FORGET NUCLEAR: The future is green, says M'boro solar guru
THE Federal Government doesn't need to turn to nuclear - the nation's power solution is in the sky.
That is according to Maryborough businessman Greg McGarvie, the man behind Australia's first manufactured electric car and the Teebar Solar Farm.
He has urged the Federal Government to abandon any talk of nuclear energy and instead put its focus on the renewables industry, particularly solar power.
His words come as Australia takes a step toward lifting its ban on nuclear energy, with Federal Energy Minister Angus Taylor asking the Environment and Energy Committee to look into the use of nuclear power in Australia.

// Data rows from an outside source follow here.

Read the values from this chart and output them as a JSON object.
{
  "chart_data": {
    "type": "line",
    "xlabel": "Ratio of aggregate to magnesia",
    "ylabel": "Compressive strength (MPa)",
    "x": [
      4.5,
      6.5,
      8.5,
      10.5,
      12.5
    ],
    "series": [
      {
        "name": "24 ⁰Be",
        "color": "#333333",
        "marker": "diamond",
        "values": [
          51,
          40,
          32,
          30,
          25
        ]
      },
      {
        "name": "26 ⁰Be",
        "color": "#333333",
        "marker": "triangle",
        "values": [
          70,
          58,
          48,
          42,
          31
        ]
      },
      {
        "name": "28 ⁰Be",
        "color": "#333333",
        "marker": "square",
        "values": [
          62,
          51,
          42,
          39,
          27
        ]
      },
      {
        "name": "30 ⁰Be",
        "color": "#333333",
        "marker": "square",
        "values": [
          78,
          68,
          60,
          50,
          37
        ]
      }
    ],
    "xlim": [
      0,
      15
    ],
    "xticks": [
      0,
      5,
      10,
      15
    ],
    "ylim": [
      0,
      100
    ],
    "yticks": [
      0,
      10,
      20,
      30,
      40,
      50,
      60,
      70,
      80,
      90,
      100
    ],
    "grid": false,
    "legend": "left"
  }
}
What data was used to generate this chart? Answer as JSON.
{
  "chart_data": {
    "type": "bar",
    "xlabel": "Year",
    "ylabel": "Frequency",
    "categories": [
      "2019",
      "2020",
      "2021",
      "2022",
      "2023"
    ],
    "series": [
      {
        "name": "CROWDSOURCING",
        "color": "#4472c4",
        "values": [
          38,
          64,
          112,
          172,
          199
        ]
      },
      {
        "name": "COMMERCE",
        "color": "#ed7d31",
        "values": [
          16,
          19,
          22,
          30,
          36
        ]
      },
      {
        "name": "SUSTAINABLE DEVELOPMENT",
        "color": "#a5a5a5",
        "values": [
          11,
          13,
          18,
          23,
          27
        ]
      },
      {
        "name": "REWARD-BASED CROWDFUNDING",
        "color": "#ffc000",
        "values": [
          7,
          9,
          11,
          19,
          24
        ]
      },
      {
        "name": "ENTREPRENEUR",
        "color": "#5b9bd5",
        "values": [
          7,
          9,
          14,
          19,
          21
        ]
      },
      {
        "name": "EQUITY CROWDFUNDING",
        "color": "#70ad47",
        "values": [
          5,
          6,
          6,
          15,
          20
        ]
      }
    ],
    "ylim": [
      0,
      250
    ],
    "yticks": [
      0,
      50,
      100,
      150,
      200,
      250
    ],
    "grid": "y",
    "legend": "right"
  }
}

Nuclear is banned as a source of power and while Mr Taylor has confirmed Australia's embargo on nuclear energy will remain, a parliamentary inquiry will revisit the issue and investigate "any future government's consideration" into the topic.
Hinkler MP Keith Pitt has been one of the voices pushing for the exploration of nuclear power as a possible energy source.
But Mr McGarvie said it would be a waste of money.
Energy converters such as solar panels and wind turbines were the way of the future, he said.
"Nuclear is too difficult, very slow to get started and expensive to run," he said.
"It's still not as efficient as using the nuclear reactor in the sky, which is also far cheaper and safer."
Mr McGarvie, who is the managing director of Queensland electric cars start-up ACE EV, said he was thinking of his grandchildren when he advocated for a focus on renewable energy.
"The future is solar, not nuclear, for my grandchildren and for everyone else," he said.
Mr McGarvie said the government was unwilling to see the opportunities in the renewable industry.
"If they spent the money they want to spend on nuclear on renewables, we wouldn't be having this discussion," he said.
"Solar isn't completely clean but it can be disposed of and it's a lot less complicated than nuclear.
"The focus should be on what Australia has plenty of and that's renewable energy."
Mr Pitt said he was "technology agnostic" when it came to power generation, but there was a need for affordable and reliable base load power.
"Renewables don't work 100 per cent of the time and there are businesses and industries that need reliability, so solar is just not suitable for them," he said.
"I called for an inquiry into nuclear power to get the facts, to look at the new technology available and to have an adult conversation.
"I'm pleased Minister Taylor has asked the Environment and Energy Committee to consider the economic, environmental and safety implications of nuclear power."